More Villages Want Boundaries Surveyed

A number of villagers in Tailevu and Rewa want to have their village boundaries surveyed.
The chairman of the iTaukei Land and Fisheries Commission (TLFC), Ratu Vananalagi Vesikula, said 54 villages in Rewa and 141 in Tailevu wanted their village boundaries surveyed.
In Rewa, 34 villages had been demarcated and 103 in Tailevu.
Ratu Vesikula claims the villagers had declined at first because some politicians, during the election campaign last year, told them that the demarcation would lead to Government taking their land outside the village boundary.
“Some of the villages stopped surveyors from coming to the village,” Ratu Vananalagi said.
“Now when they realised they were fed with the wrong information, they wanted their village surveyed.”
He said villagers were told to write to the Commission if they wanted the demarcation.
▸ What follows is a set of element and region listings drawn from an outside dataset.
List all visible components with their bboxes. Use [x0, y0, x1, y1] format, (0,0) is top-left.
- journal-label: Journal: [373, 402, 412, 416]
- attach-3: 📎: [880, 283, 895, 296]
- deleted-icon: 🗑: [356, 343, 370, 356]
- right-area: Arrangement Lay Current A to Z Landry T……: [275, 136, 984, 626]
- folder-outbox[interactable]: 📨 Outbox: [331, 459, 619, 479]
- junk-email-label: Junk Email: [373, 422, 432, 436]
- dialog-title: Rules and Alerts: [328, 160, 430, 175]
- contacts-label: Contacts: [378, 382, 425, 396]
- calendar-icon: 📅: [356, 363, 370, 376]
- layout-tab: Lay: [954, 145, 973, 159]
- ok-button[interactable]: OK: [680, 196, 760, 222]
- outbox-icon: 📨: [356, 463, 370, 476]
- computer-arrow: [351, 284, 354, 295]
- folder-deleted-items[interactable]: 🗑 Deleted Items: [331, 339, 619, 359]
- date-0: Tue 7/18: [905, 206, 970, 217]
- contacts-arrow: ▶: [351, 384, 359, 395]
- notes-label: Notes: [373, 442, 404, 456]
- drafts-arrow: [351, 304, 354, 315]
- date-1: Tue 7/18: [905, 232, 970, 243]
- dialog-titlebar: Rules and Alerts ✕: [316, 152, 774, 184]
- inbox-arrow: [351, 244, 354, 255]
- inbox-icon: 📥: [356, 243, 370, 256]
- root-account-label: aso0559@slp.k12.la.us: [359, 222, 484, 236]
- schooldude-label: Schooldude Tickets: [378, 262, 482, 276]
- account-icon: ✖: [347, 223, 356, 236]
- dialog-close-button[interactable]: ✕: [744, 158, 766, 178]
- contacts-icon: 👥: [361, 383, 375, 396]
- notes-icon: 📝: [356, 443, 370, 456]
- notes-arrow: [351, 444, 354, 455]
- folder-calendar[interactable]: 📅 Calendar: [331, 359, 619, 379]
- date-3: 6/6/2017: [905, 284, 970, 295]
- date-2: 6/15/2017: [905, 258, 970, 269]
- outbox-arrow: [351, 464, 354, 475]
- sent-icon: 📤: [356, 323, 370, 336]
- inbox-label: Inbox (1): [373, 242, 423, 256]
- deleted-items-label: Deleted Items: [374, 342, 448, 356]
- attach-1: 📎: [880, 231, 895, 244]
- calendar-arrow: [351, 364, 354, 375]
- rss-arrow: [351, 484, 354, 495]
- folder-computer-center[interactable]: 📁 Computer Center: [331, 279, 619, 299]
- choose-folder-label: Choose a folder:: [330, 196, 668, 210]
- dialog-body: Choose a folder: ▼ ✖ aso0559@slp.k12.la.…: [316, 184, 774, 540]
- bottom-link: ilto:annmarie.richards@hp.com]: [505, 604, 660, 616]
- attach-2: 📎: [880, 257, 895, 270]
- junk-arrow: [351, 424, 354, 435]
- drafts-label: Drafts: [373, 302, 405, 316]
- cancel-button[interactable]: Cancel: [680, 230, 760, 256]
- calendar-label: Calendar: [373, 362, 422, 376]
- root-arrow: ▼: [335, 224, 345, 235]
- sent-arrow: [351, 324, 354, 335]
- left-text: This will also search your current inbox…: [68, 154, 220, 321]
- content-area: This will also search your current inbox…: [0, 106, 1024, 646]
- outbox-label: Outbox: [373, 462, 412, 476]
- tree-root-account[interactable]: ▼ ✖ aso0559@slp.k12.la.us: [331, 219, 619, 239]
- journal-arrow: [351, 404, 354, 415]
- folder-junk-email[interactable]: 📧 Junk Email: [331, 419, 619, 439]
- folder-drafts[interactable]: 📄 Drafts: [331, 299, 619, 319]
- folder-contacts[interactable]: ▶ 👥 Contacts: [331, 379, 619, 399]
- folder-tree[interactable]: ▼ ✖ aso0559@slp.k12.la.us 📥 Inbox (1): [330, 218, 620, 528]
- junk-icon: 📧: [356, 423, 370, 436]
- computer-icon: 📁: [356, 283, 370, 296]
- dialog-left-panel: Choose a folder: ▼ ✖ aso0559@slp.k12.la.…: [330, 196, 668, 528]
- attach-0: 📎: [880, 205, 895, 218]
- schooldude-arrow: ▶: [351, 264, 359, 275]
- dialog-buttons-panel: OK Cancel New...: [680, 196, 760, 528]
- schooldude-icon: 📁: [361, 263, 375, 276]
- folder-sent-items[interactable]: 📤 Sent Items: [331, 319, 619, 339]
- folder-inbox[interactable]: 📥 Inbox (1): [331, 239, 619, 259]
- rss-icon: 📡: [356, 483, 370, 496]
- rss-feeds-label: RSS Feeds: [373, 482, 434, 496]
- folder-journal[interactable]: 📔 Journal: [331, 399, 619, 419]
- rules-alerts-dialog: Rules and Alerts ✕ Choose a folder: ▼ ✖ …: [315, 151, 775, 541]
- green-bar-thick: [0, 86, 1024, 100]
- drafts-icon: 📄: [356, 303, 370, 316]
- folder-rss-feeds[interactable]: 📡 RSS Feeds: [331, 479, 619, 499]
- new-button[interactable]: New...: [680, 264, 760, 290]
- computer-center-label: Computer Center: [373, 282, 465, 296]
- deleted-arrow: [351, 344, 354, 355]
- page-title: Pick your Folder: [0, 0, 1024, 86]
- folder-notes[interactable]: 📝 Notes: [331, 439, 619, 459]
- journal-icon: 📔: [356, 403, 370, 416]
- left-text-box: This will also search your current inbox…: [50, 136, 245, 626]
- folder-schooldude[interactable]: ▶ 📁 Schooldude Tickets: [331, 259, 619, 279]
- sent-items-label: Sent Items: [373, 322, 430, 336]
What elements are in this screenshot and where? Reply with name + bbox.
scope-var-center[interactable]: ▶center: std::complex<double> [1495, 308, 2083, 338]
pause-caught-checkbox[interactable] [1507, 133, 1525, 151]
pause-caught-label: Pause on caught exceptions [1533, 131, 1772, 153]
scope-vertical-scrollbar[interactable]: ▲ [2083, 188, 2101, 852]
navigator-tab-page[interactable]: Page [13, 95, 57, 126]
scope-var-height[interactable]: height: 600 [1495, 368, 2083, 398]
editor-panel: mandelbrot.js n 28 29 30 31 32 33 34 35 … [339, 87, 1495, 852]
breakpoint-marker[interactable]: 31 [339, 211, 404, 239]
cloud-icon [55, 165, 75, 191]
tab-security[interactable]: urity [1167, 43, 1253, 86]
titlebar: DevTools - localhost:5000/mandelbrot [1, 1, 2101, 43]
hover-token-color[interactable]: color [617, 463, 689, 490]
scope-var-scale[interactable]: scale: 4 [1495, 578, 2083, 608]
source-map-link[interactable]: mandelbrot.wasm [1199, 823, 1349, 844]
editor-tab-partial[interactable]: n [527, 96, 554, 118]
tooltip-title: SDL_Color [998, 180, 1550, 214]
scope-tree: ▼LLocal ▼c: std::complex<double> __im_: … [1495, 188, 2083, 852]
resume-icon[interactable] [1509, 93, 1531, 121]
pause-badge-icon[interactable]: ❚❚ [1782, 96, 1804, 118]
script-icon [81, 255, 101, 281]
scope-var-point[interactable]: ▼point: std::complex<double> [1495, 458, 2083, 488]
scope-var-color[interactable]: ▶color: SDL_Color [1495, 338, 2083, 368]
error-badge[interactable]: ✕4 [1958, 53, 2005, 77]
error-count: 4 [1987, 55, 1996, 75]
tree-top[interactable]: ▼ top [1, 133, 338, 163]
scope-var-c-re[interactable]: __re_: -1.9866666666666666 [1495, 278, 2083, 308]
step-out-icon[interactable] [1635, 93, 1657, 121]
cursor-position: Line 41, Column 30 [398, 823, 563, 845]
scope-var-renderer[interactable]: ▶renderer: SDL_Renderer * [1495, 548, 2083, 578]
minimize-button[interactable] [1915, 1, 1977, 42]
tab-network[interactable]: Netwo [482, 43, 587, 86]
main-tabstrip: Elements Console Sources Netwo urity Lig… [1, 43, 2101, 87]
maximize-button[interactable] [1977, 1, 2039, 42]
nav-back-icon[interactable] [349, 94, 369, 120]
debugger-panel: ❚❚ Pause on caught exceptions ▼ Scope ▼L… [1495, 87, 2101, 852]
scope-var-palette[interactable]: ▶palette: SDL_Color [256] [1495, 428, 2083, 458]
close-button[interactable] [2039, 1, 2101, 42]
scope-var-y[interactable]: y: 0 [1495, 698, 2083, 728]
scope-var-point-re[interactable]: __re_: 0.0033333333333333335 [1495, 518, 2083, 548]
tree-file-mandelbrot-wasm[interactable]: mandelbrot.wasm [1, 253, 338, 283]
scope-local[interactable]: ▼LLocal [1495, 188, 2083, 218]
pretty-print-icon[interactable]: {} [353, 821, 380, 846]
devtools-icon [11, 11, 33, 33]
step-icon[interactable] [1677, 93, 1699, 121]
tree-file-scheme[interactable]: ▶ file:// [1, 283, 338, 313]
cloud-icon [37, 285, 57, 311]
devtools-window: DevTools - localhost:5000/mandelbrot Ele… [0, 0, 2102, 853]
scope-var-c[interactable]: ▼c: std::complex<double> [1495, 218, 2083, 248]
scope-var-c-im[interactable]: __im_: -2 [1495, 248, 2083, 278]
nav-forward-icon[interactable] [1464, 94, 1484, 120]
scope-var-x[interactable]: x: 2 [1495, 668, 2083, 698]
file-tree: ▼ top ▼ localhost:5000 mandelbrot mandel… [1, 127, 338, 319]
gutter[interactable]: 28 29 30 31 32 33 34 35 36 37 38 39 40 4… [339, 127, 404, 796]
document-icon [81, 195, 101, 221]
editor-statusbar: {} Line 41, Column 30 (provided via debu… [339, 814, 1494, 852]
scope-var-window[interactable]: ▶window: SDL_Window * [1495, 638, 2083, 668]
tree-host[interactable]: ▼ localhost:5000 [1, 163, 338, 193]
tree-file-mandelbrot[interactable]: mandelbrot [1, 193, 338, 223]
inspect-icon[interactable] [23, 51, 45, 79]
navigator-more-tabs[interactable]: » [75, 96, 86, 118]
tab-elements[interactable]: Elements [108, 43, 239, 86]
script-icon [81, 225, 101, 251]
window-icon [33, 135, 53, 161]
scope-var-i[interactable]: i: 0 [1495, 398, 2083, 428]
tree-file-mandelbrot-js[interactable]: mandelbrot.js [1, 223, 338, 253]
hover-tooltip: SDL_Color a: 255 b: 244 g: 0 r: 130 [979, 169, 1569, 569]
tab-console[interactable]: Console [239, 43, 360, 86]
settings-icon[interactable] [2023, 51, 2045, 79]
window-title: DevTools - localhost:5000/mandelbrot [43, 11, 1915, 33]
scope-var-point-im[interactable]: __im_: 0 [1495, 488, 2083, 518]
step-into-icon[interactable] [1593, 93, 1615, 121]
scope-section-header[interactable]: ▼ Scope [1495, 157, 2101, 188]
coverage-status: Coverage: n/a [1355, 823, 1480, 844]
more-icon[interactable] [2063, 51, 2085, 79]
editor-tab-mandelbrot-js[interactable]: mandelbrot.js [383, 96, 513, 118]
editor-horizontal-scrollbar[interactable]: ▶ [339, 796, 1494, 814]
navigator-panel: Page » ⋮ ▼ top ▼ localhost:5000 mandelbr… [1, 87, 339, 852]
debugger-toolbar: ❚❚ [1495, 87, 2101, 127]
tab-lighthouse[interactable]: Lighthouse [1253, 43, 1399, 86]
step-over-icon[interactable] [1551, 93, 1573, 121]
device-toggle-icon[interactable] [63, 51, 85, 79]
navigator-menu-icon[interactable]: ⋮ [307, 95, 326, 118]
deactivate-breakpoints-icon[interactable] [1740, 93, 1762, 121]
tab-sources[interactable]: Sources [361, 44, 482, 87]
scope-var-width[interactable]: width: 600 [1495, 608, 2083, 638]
The exercise would end this year or early next year.
The demarcation of villages, Ratu Vananalagi said, started between 1930 and 1940 by the then Ministry of Lands and the Commission.
During this period, he said 106 villages in the provinces of Ba, Ra, Tailevu, Naitasiri and Nadroga were surveyed.
“It was suspended in 1940 after the establishment of the Native Lands Trust Board,” he said.
According to Ratu Vesikula it was reactivated in 1990 after a Cabinet decision in 1989 with the joint responsibility of the NLTB and the Commission. It was suspended again in 2005 but resumed in 2012 after a Cabinet decision in 2010.